In subdivision (b) of Code of Civil Procedure section 1295, there is a requirement that immediately before the signature line provided for the individual contracting for medical services, certain language must appear “in at least 10-pointbold red type: ‘NOTICE: BY SIGNING THIS CONTRACT YOU ARE AGREEING TO HAVE ANY ISSUE OF MEDICAL MALPRACTICE DECIDED BY NEUTRAL ARBITRATION AND YOU ARE GIVING UP YOUR RIGHT TO A JURY OR COURT TRIAL.’” Subdivision (c) permits rescission within 30 days of signature.

In Cox v. Bonni (2018) 30 Cal.App.5th 287, the plaintiff in a medical malpractice action opposed being ordered to arbitration by arguing the defendant doctor failed to place the language required by Code of Civil Procedure, section 1295, subdivision (b) in red type. Plaintiff contended she was unaware she had agreed to arbitrate any disputes with the doctor. The trial court ordered the matter into arbitration and the award was in favor of the doctor. The Court of Appeal found that plaintiff abandoned her argument about the lack of red type by not providing a color copy of the agreement that had been attached to the defendant doctor’s original motion to compel arbitration. (Id. at p. 301.)

That ruling in Cox underscores how important it is to be aware of who carries the burden. At the time of the appeal from denial of plaintiff’s motion to vacate the arbitration award, it was the plaintiff who bore the burden of demonstrating error.

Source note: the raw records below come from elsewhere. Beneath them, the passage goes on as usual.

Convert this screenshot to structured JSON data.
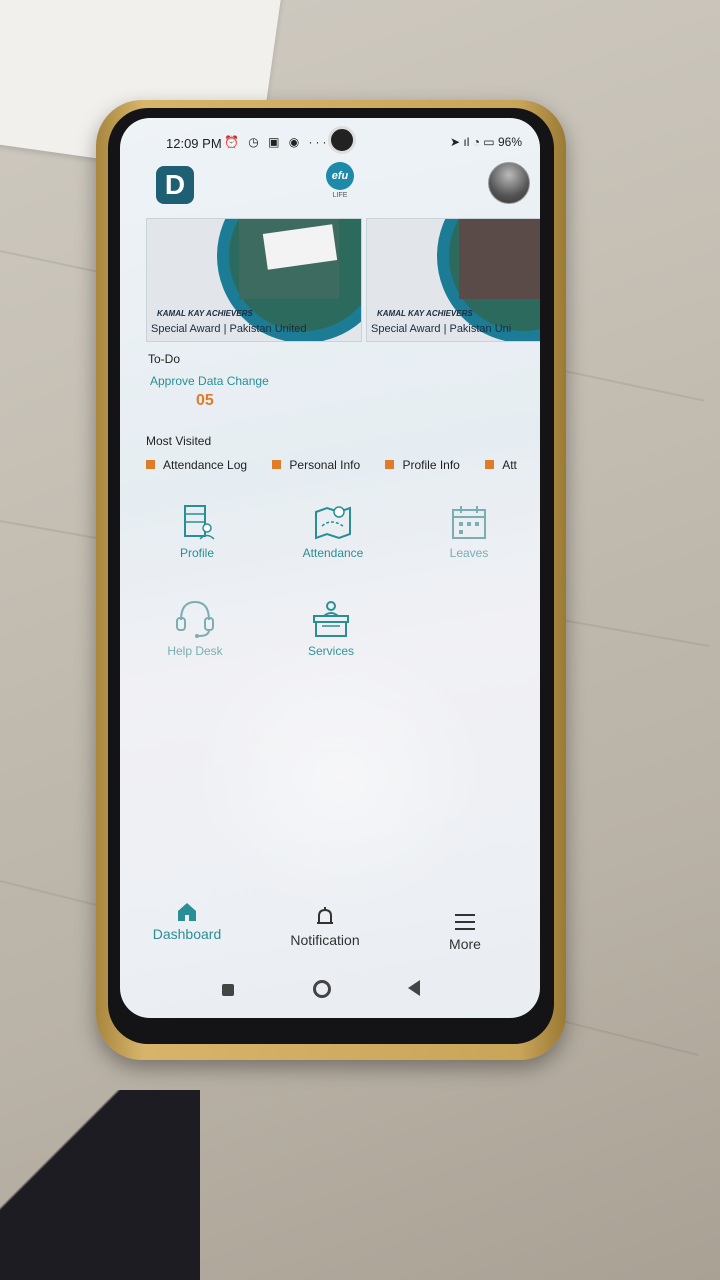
{
  "status": {
    "time": "12:09 PM",
    "left_icons": "⏰ ◷ ▣ ◉ ···",
    "right": "➤ ıl ◔ ▭ 96%"
  },
  "header": {
    "logo_letter": "D",
    "brand": "efu",
    "brand_sub": "LIFE"
  },
  "banners": [
    {
      "tag": "KAMAL KAY ACHIEVERS",
      "caption": "Special Award | Pakistan United"
    },
    {
      "tag": "KAMAL KAY ACHIEVERS",
      "caption": "Special Award | Pakistan Uni"
    }
  ],
  "todo": {
    "heading": "To-Do",
    "item_label": "Approve Data Change",
    "item_count": "05"
  },
  "most_visited": {
    "heading": "Most Visited",
    "items": [
      "Attendance Log",
      "Personal Info",
      "Profile Info",
      "Att"
    ]
  },
  "tiles": [
    {
      "label": "Profile",
      "icon": "profile-icon"
    },
    {
      "label": "Attendance",
      "icon": "attendance-icon"
    },
    {
      "label": "Leaves",
      "icon": "calendar-icon"
    },
    {
      "label": "Help Desk",
      "icon": "headset-icon"
    },
    {
      "label": "Services",
      "icon": "reception-icon"
    }
  ],
  "bottom_nav": {
    "dashboard": "Dashboard",
    "notification": "Notification",
    "more": "More"
  },
  "colors": {
    "accent": "#2a8f95",
    "orange": "#e07b28",
    "brand_dark": "#1f5f73"
  }
}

Health insurance arbitration agreements

Health and Safety Code section 1363.1, subdivisions (b) and (d), mandates that any health care service plan that includes a waiver of the right to a jury trial to include, “in clear and understandable language,” a disclosure that appears as a separate article in the agreement issued to the employer group or individual subscriber, and that the disclosure be “prominently displayed” on the enrollment form signed by each subscriber or enrollee. The statute also requires the disclosure to be displayed immediately before the signature line provided for the representative of the group contracting with a health care service plan as well as immediately before the signature line provided for the individual enrolling in the health care service plan.

In Robertson v. Health Net of California, Inc. (2005) 132 Cal.App.4th 1419, the trial court denied the health care plan’s motion to compel arbitration. In affirming, the Court of Appeal found the arbitration agreement failed to comply with both subdivisions (b) and (d) in that the disclosure that one’s right to a jury trial was neither prominently displayed nor placed immediately before the subscriber’s signature line. (Id. at p. 1422.)


Just because an arbitration agreement bears what appears to be a party’s signature does not necessarily mean the matter will be ordered into arbitration. Once the signing party challenges the validity of the signature, the moving party’s real work and significant analysis by the court begins.

Eileen C. Moore Eileen C. Moore

Justice Eileen C. Moore is an appellate justice on the Fourth District Court of Appeal, Division Three.